Revenue climbed 29% to $56.6 billion in the third quarter, the e-commerce giant said Thursday. Analysts had projected $57.1 billion. Amazon forecast sales of $66.5 billion to $72.5 billion in the current period, falling short of analysts’ average estimate of $73.8 billion.
Profit jumped, however. Amazon reported net income of $2.88 billion, or $5.75 a share, in the third quarter — up from $256 million, or 52 cents, in the same quarter last year, beating analysts’ expectation of $3.11 a share.
Amazon issued its report Thursday after markets closed. Its stock declined as much as 6.5% in after-hours trading.
U.S. shoppers are projected to increase their online spending by as much as 22% this holiday season, according to Deloitte Insights. Amazon is poised to benefit from that shift, capturing almost half of U.S. online sales, according to EMarketer Inc.
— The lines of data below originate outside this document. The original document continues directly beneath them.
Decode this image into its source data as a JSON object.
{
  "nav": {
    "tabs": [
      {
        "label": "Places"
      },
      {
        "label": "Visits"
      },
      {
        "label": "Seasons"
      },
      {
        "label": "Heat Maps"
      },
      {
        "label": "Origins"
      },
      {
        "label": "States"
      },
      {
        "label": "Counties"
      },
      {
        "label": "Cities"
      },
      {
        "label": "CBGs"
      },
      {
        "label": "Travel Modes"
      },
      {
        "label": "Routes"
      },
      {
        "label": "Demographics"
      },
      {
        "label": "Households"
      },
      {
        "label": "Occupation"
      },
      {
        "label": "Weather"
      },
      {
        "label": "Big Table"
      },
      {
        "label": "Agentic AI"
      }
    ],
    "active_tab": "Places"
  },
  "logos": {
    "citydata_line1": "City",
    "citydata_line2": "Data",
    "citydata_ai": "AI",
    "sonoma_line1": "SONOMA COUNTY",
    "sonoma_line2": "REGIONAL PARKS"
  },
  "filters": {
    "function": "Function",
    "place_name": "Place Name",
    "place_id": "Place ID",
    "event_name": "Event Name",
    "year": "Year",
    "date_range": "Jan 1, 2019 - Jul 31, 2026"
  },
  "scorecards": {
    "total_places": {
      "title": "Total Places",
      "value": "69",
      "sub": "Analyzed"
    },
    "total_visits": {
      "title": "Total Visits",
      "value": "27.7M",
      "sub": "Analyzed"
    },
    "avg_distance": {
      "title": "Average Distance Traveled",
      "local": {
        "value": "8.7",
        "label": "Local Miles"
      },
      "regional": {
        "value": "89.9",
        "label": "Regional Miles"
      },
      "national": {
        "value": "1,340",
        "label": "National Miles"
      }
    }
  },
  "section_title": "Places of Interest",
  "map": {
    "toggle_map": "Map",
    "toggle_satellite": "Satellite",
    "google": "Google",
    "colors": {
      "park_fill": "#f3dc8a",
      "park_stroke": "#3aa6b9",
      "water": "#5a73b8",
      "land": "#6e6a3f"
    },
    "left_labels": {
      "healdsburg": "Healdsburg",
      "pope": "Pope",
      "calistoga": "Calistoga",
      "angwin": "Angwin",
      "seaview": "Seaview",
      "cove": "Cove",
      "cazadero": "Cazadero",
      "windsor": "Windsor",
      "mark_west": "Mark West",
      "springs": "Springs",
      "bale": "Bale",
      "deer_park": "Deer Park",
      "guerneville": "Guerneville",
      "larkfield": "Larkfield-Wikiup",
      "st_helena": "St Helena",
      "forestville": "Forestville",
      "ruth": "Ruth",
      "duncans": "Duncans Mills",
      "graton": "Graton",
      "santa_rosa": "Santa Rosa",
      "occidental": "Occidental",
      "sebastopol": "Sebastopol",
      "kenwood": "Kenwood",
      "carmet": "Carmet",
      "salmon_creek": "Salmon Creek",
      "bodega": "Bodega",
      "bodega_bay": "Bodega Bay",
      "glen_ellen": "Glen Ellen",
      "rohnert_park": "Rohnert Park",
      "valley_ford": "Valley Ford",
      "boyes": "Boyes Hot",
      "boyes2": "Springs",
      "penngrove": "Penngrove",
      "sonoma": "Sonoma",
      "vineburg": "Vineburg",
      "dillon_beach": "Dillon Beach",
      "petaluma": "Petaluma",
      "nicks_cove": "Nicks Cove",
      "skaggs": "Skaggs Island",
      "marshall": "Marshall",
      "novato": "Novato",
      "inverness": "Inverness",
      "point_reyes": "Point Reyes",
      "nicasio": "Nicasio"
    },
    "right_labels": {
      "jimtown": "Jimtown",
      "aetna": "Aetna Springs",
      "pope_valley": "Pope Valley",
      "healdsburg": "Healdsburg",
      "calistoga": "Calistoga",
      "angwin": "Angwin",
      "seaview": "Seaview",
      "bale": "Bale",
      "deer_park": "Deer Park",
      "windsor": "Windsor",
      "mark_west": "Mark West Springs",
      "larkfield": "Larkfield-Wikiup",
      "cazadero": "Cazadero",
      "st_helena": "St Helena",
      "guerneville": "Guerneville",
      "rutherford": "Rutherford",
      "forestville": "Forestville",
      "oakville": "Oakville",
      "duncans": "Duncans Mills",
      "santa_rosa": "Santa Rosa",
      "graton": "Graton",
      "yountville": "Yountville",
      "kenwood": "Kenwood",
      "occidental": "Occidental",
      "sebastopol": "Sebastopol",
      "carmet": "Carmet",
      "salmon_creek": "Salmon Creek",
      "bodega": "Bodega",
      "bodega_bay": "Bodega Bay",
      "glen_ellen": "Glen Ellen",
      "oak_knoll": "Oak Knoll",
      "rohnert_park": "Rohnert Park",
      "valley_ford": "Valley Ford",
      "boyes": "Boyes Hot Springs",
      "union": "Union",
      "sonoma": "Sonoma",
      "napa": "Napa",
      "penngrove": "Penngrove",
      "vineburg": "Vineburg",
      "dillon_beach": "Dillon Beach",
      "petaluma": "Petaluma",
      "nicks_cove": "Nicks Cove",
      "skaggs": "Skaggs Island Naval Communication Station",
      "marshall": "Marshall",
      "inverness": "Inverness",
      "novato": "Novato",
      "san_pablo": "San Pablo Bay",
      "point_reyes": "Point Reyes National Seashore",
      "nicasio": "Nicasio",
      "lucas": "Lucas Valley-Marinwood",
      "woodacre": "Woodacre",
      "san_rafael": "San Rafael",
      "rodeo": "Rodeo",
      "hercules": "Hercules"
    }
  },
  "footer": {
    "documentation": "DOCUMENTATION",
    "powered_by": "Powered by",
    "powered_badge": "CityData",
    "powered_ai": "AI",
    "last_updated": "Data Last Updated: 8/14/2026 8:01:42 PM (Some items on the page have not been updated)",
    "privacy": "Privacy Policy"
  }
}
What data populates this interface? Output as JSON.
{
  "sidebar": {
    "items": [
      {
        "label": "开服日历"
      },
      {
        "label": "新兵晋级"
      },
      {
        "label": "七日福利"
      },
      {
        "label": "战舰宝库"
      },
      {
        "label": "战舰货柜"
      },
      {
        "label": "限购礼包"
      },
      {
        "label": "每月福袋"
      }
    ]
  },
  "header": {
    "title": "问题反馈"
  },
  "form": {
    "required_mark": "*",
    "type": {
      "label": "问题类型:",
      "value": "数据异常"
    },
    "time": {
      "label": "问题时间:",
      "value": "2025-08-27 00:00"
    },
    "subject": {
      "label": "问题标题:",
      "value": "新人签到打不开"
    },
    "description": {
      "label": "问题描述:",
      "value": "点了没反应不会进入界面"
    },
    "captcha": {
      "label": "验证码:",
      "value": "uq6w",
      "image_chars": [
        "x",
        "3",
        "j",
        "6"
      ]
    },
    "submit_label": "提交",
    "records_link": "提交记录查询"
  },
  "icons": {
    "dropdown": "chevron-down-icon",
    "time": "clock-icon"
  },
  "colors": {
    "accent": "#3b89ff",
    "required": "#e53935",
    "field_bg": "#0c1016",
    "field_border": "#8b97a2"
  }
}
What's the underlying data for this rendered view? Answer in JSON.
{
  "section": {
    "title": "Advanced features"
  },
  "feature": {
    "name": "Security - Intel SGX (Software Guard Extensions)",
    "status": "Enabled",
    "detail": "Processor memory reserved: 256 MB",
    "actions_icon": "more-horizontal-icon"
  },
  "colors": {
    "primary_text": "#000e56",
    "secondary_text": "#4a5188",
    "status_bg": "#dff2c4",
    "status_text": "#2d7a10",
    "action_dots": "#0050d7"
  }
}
Although Amazon has dominated e-commerce in the United States, it faces stepped-up competition from rivals such as Walmart Inc.
The company showed slowing revenue growth in all categories quarter over quarter, including online sales and subscription sales, Amazon Web Services sales and its fast-growing advertising business. Amazon has relied on growth in the ranks of its Prime members, estimated at about 97 million in the United States, who pay fees in exchange for shipping discounts, streaming video and other services.
Amazon’s stock had risen about 50% this year, as investors bet on the Seattle company’s continued dominance and its expansion into new areas. The shares have dropped about 15% from their September high amid a broader market downturn and closed Thursday at $1,782.17 before the results were released.
Amazon also is investing in physical stores and the pharmacy business. It bought online pharmacy PillPack in June, which followed its $13.7-billion acquisition of Whole Foods last year to jump-start its grocery business. It has opened cashier-less AmazonGo stores — which sell premade sandwiches, salads and grocery items — in San Francisco and Chicago. Amazon’s fast-growing cloud computing and advertising units, which are more profitable than its main e-commerce business, help fuel its investments in more retail categories, video content and devices such as tablets and Echo smart speakers.
Chief Executive Jeff Bezos spends heavily to keep ahead. Amazon has been building new warehouses and data centers around the world, inventing new devices and trying to re-imagine the convenience store experience. Investors can get skittish when signs suggest the company is ramping up expenses without regard to maintaining a profitable business.
Parcel delivery capacity issues and a tight labor market could prevent Amazon from meeting demand. Amazon plans to hire 100,000 seasonal workers this year and pledged to pay its warehouse workers at least $15 an hour, which could help it secure the additional staff it needs during peak season. The company also launched a program to help people buy vans and start their own businesses making Amazon deliveries.